1. Startseite
  2. >
  3. Leben
  4. >
  5. Karikatur ist von Meinungsfreiheit gedeckt

Pressekodex Karikatur ist von Meinungsfreiheit gedeckt

Eine Karikatur von Dieter Hanitzsch über den Eurovision Song Contest sorgte für Empörung, Beschwerden - und eine Entlassung.
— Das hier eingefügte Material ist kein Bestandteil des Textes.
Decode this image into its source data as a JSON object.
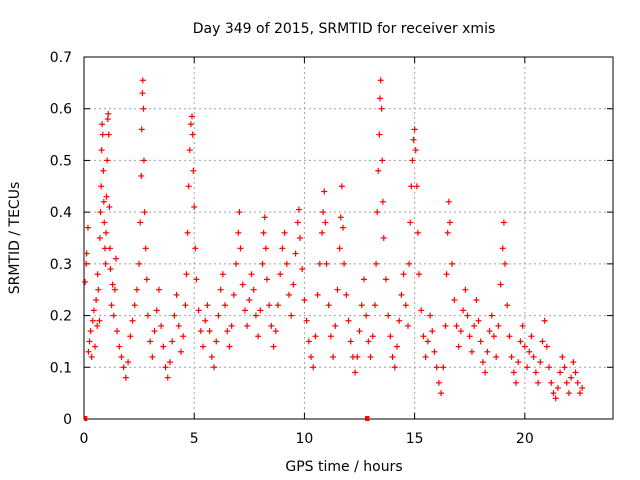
{
  "chart_data": {
    "type": "scatter",
    "title": "Day 349 of 2015, SRMTID for receiver xmis",
    "xlabel": "GPS time / hours",
    "ylabel": "SRMTID / TECUs",
    "xlim": [
      0,
      24
    ],
    "ylim": [
      0,
      0.7
    ],
    "xticks": [
      0,
      5,
      10,
      15,
      20
    ],
    "yticks": [
      0,
      0.1,
      0.2,
      0.3,
      0.4,
      0.5,
      0.6,
      0.7
    ],
    "xtick_labels": [
      "0",
      "5",
      "10",
      "15",
      "20"
    ],
    "ytick_labels": [
      "0",
      "0.1",
      "0.2",
      "0.3",
      "0.4",
      "0.5",
      "0.6",
      "0.7"
    ],
    "grid": true,
    "marker": "+",
    "color": "#ff0000",
    "baseline_segments": [
      {
        "x_start": 0.0,
        "x_end": 0.15,
        "y": 0.0
      },
      {
        "x_start": 12.75,
        "x_end": 12.95,
        "y": 0.0
      }
    ],
    "series": [
      {
        "name": "SRMTID",
        "points": [
          [
            0.05,
            0.265
          ],
          [
            0.1,
            0.3
          ],
          [
            0.12,
            0.32
          ],
          [
            0.18,
            0.37
          ],
          [
            0.2,
            0.13
          ],
          [
            0.25,
            0.15
          ],
          [
            0.3,
            0.17
          ],
          [
            0.35,
            0.12
          ],
          [
            0.4,
            0.19
          ],
          [
            0.45,
            0.21
          ],
          [
            0.5,
            0.14
          ],
          [
            0.55,
            0.23
          ],
          [
            0.6,
            0.18
          ],
          [
            0.62,
            0.28
          ],
          [
            0.65,
            0.25
          ],
          [
            0.7,
            0.19
          ],
          [
            0.72,
            0.35
          ],
          [
            0.75,
            0.4
          ],
          [
            0.78,
            0.45
          ],
          [
            0.8,
            0.52
          ],
          [
            0.82,
            0.57
          ],
          [
            0.85,
            0.55
          ],
          [
            0.88,
            0.48
          ],
          [
            0.9,
            0.42
          ],
          [
            0.92,
            0.38
          ],
          [
            0.95,
            0.33
          ],
          [
            0.98,
            0.3
          ],
          [
            1.0,
            0.36
          ],
          [
            1.02,
            0.43
          ],
          [
            1.05,
            0.5
          ],
          [
            1.08,
            0.58
          ],
          [
            1.1,
            0.59
          ],
          [
            1.12,
            0.55
          ],
          [
            1.15,
            0.41
          ],
          [
            1.18,
            0.33
          ],
          [
            1.2,
            0.29
          ],
          [
            1.25,
            0.22
          ],
          [
            1.3,
            0.26
          ],
          [
            1.35,
            0.2
          ],
          [
            1.4,
            0.25
          ],
          [
            1.45,
            0.31
          ],
          [
            1.5,
            0.17
          ],
          [
            1.6,
            0.14
          ],
          [
            1.7,
            0.12
          ],
          [
            1.8,
            0.1
          ],
          [
            1.9,
            0.08
          ],
          [
            2.0,
            0.11
          ],
          [
            2.1,
            0.16
          ],
          [
            2.2,
            0.19
          ],
          [
            2.3,
            0.22
          ],
          [
            2.4,
            0.25
          ],
          [
            2.5,
            0.3
          ],
          [
            2.55,
            0.38
          ],
          [
            2.6,
            0.47
          ],
          [
            2.62,
            0.56
          ],
          [
            2.65,
            0.63
          ],
          [
            2.67,
            0.655
          ],
          [
            2.7,
            0.6
          ],
          [
            2.72,
            0.5
          ],
          [
            2.75,
            0.4
          ],
          [
            2.8,
            0.33
          ],
          [
            2.85,
            0.27
          ],
          [
            2.9,
            0.2
          ],
          [
            3.0,
            0.15
          ],
          [
            3.1,
            0.12
          ],
          [
            3.2,
            0.17
          ],
          [
            3.3,
            0.21
          ],
          [
            3.4,
            0.25
          ],
          [
            3.5,
            0.18
          ],
          [
            3.6,
            0.14
          ],
          [
            3.7,
            0.1
          ],
          [
            3.8,
            0.08
          ],
          [
            3.9,
            0.11
          ],
          [
            4.0,
            0.15
          ],
          [
            4.1,
            0.2
          ],
          [
            4.2,
            0.24
          ],
          [
            4.3,
            0.18
          ],
          [
            4.4,
            0.13
          ],
          [
            4.5,
            0.16
          ],
          [
            4.6,
            0.22
          ],
          [
            4.65,
            0.28
          ],
          [
            4.7,
            0.36
          ],
          [
            4.75,
            0.45
          ],
          [
            4.8,
            0.52
          ],
          [
            4.85,
            0.57
          ],
          [
            4.9,
            0.585
          ],
          [
            4.93,
            0.55
          ],
          [
            4.96,
            0.48
          ],
          [
            5.0,
            0.41
          ],
          [
            5.05,
            0.33
          ],
          [
            5.1,
            0.27
          ],
          [
            5.2,
            0.21
          ],
          [
            5.3,
            0.17
          ],
          [
            5.4,
            0.14
          ],
          [
            5.5,
            0.19
          ],
          [
            5.6,
            0.22
          ],
          [
            5.7,
            0.17
          ],
          [
            5.8,
            0.12
          ],
          [
            5.9,
            0.1
          ],
          [
            6.0,
            0.15
          ],
          [
            6.1,
            0.2
          ],
          [
            6.2,
            0.25
          ],
          [
            6.3,
            0.28
          ],
          [
            6.4,
            0.22
          ],
          [
            6.5,
            0.17
          ],
          [
            6.6,
            0.14
          ],
          [
            6.7,
            0.18
          ],
          [
            6.8,
            0.24
          ],
          [
            6.9,
            0.3
          ],
          [
            7.0,
            0.36
          ],
          [
            7.05,
            0.4
          ],
          [
            7.1,
            0.33
          ],
          [
            7.2,
            0.26
          ],
          [
            7.3,
            0.21
          ],
          [
            7.4,
            0.18
          ],
          [
            7.5,
            0.23
          ],
          [
            7.6,
            0.28
          ],
          [
            7.7,
            0.25
          ],
          [
            7.8,
            0.2
          ],
          [
            7.9,
            0.16
          ],
          [
            8.0,
            0.21
          ],
          [
            8.1,
            0.3
          ],
          [
            8.15,
            0.36
          ],
          [
            8.2,
            0.39
          ],
          [
            8.25,
            0.33
          ],
          [
            8.3,
            0.27
          ],
          [
            8.4,
            0.22
          ],
          [
            8.5,
            0.18
          ],
          [
            8.6,
            0.14
          ],
          [
            8.7,
            0.17
          ],
          [
            8.8,
            0.22
          ],
          [
            8.9,
            0.28
          ],
          [
            9.0,
            0.33
          ],
          [
            9.1,
            0.36
          ],
          [
            9.2,
            0.3
          ],
          [
            9.3,
            0.24
          ],
          [
            9.4,
            0.2
          ],
          [
            9.5,
            0.26
          ],
          [
            9.6,
            0.32
          ],
          [
            9.7,
            0.38
          ],
          [
            9.75,
            0.405
          ],
          [
            9.8,
            0.35
          ],
          [
            9.9,
            0.29
          ],
          [
            10.0,
            0.23
          ],
          [
            10.1,
            0.19
          ],
          [
            10.2,
            0.15
          ],
          [
            10.3,
            0.12
          ],
          [
            10.4,
            0.1
          ],
          [
            10.5,
            0.16
          ],
          [
            10.6,
            0.24
          ],
          [
            10.7,
            0.3
          ],
          [
            10.8,
            0.36
          ],
          [
            10.85,
            0.4
          ],
          [
            10.9,
            0.44
          ],
          [
            10.95,
            0.38
          ],
          [
            11.0,
            0.3
          ],
          [
            11.1,
            0.22
          ],
          [
            11.2,
            0.16
          ],
          [
            11.3,
            0.12
          ],
          [
            11.4,
            0.18
          ],
          [
            11.5,
            0.25
          ],
          [
            11.6,
            0.33
          ],
          [
            11.65,
            0.39
          ],
          [
            11.7,
            0.45
          ],
          [
            11.75,
            0.37
          ],
          [
            11.8,
            0.3
          ],
          [
            11.9,
            0.24
          ],
          [
            12.0,
            0.19
          ],
          [
            12.1,
            0.15
          ],
          [
            12.2,
            0.12
          ],
          [
            12.3,
            0.09
          ],
          [
            12.4,
            0.12
          ],
          [
            12.5,
            0.17
          ],
          [
            12.6,
            0.22
          ],
          [
            12.7,
            0.27
          ],
          [
            12.8,
            0.2
          ],
          [
            12.9,
            0.15
          ],
          [
            13.0,
            0.12
          ],
          [
            13.1,
            0.16
          ],
          [
            13.2,
            0.22
          ],
          [
            13.25,
            0.3
          ],
          [
            13.3,
            0.4
          ],
          [
            13.35,
            0.48
          ],
          [
            13.4,
            0.55
          ],
          [
            13.43,
            0.62
          ],
          [
            13.46,
            0.655
          ],
          [
            13.5,
            0.6
          ],
          [
            13.53,
            0.5
          ],
          [
            13.56,
            0.42
          ],
          [
            13.6,
            0.35
          ],
          [
            13.7,
            0.27
          ],
          [
            13.8,
            0.2
          ],
          [
            13.9,
            0.16
          ],
          [
            14.0,
            0.12
          ],
          [
            14.1,
            0.1
          ],
          [
            14.2,
            0.14
          ],
          [
            14.3,
            0.19
          ],
          [
            14.4,
            0.24
          ],
          [
            14.5,
            0.28
          ],
          [
            14.6,
            0.22
          ],
          [
            14.7,
            0.18
          ],
          [
            14.75,
            0.3
          ],
          [
            14.8,
            0.38
          ],
          [
            14.85,
            0.45
          ],
          [
            14.9,
            0.5
          ],
          [
            14.95,
            0.54
          ],
          [
            15.0,
            0.56
          ],
          [
            15.05,
            0.52
          ],
          [
            15.1,
            0.45
          ],
          [
            15.15,
            0.36
          ],
          [
            15.2,
            0.28
          ],
          [
            15.3,
            0.21
          ],
          [
            15.4,
            0.16
          ],
          [
            15.5,
            0.12
          ],
          [
            15.6,
            0.15
          ],
          [
            15.7,
            0.2
          ],
          [
            15.8,
            0.17
          ],
          [
            15.9,
            0.13
          ],
          [
            16.0,
            0.1
          ],
          [
            16.1,
            0.07
          ],
          [
            16.2,
            0.05
          ],
          [
            16.3,
            0.1
          ],
          [
            16.4,
            0.18
          ],
          [
            16.45,
            0.28
          ],
          [
            16.5,
            0.36
          ],
          [
            16.55,
            0.42
          ],
          [
            16.6,
            0.38
          ],
          [
            16.7,
            0.3
          ],
          [
            16.8,
            0.23
          ],
          [
            16.9,
            0.18
          ],
          [
            17.0,
            0.14
          ],
          [
            17.1,
            0.17
          ],
          [
            17.2,
            0.21
          ],
          [
            17.3,
            0.25
          ],
          [
            17.4,
            0.2
          ],
          [
            17.5,
            0.16
          ],
          [
            17.6,
            0.13
          ],
          [
            17.7,
            0.18
          ],
          [
            17.8,
            0.23
          ],
          [
            17.9,
            0.19
          ],
          [
            18.0,
            0.15
          ],
          [
            18.1,
            0.11
          ],
          [
            18.2,
            0.09
          ],
          [
            18.3,
            0.13
          ],
          [
            18.4,
            0.17
          ],
          [
            18.5,
            0.2
          ],
          [
            18.6,
            0.16
          ],
          [
            18.7,
            0.12
          ],
          [
            18.8,
            0.18
          ],
          [
            18.9,
            0.26
          ],
          [
            19.0,
            0.33
          ],
          [
            19.05,
            0.38
          ],
          [
            19.1,
            0.3
          ],
          [
            19.2,
            0.22
          ],
          [
            19.3,
            0.16
          ],
          [
            19.4,
            0.12
          ],
          [
            19.5,
            0.09
          ],
          [
            19.6,
            0.07
          ],
          [
            19.7,
            0.11
          ],
          [
            19.8,
            0.15
          ],
          [
            19.9,
            0.18
          ],
          [
            20.0,
            0.14
          ],
          [
            20.1,
            0.1
          ],
          [
            20.2,
            0.13
          ],
          [
            20.3,
            0.16
          ],
          [
            20.4,
            0.12
          ],
          [
            20.5,
            0.09
          ],
          [
            20.6,
            0.07
          ],
          [
            20.7,
            0.11
          ],
          [
            20.8,
            0.15
          ],
          [
            20.9,
            0.19
          ],
          [
            21.0,
            0.14
          ],
          [
            21.1,
            0.1
          ],
          [
            21.2,
            0.07
          ],
          [
            21.3,
            0.05
          ],
          [
            21.4,
            0.04
          ],
          [
            21.5,
            0.06
          ],
          [
            21.6,
            0.09
          ],
          [
            21.7,
            0.12
          ],
          [
            21.8,
            0.1
          ],
          [
            21.9,
            0.07
          ],
          [
            22.0,
            0.05
          ],
          [
            22.1,
            0.08
          ],
          [
            22.2,
            0.11
          ],
          [
            22.3,
            0.09
          ],
          [
            22.4,
            0.07
          ],
          [
            22.5,
            0.05
          ],
          [
            22.6,
            0.06
          ]
        ]
      }
    ]
  }
}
Von Peter Wendt 18.06.2018, 07:11

Nach dem Sieg der israelischen Sängerin Netta beim „Eurovision Song Contest” (ESC) veröffentlichte die „Süddeutsche Zeitung“ eine Karikatur, die den israelischen Ministerpräsidenten Benjamin Netanjahu zeigt, der sich freut, „Nächstes Jahr in Jerusalem“ den ESC ausrichten zu dürfen. Dieter Hanitzsch, langjähriger Karikaturist der Zeitung, hatte den israelischen Regierungschef im Gewand der ESC-Gewinnerin dargestellt. In der Karikatur hält Netanjahu eine Rakete in der Hand, die mit einem Davidstern gekennzeichnet ist.

Empörung brach sich Bahn. Die Zeitung sah sich heftig Antisemitismus-Vorwürfen ausgesetzt. Das Bild hätte auch aus der nationalsozialistischen Zeitung „Der Stürmer“ stammen können, kritisierten Twitter-Nutzer. Auch das Berliner Büro der US-Nichtregierungsorganisation „American Jewish Committee“ meinte, die Karikatur vermittele antisemitische Feindbilder.

Beim Deutschen Presserat gingen acht Beschwerden über die Karikatur ein, mit denen dieser sich in der vergangenen Woche befasste. Das Gremium der freiwilligen Selbstkontrolle der Presse kam dabei zu dem Urteil, die Netanjahu-Karikatur in der „Süddeutschen Zeitung“ vom 15. Mai verstoße nicht gegen den Pressekodex. „Die Grenze zur Diskriminierung von Juden nach Ziffer 12 Pressekodex ist nicht überschritten“, entschied der Beschwerdeausschuss mehrheitlich. „Die Gesichtszüge des israelischen Premierministers sind zwar überzeichnet, im Rahmen der Meinungsfreiheit ist dies aber zulässig“, so der Presserat in seiner Mitteilung.

Daraus geht auch hervor, dass man sich die Entscheidung nicht leicht gemacht hat. Die Karikatur sei im zuständigen Ausschuss gründlich erörtert worden. „Einige Mitglieder kritisierten eine stereotype Bildsprache und hielten die Beschwerden für begründet.“ Insbesondere die „Rolle des Davidsterns als religiöses und auch staatliches Symbol“ sei im Ausschuss unterschiedlich bewertet worden.

Die „Süddeutsche Zeitung“ hatte sich übrigens zeitnah von ihrem Karikaturisten Dieter Hanitzsch getrennt.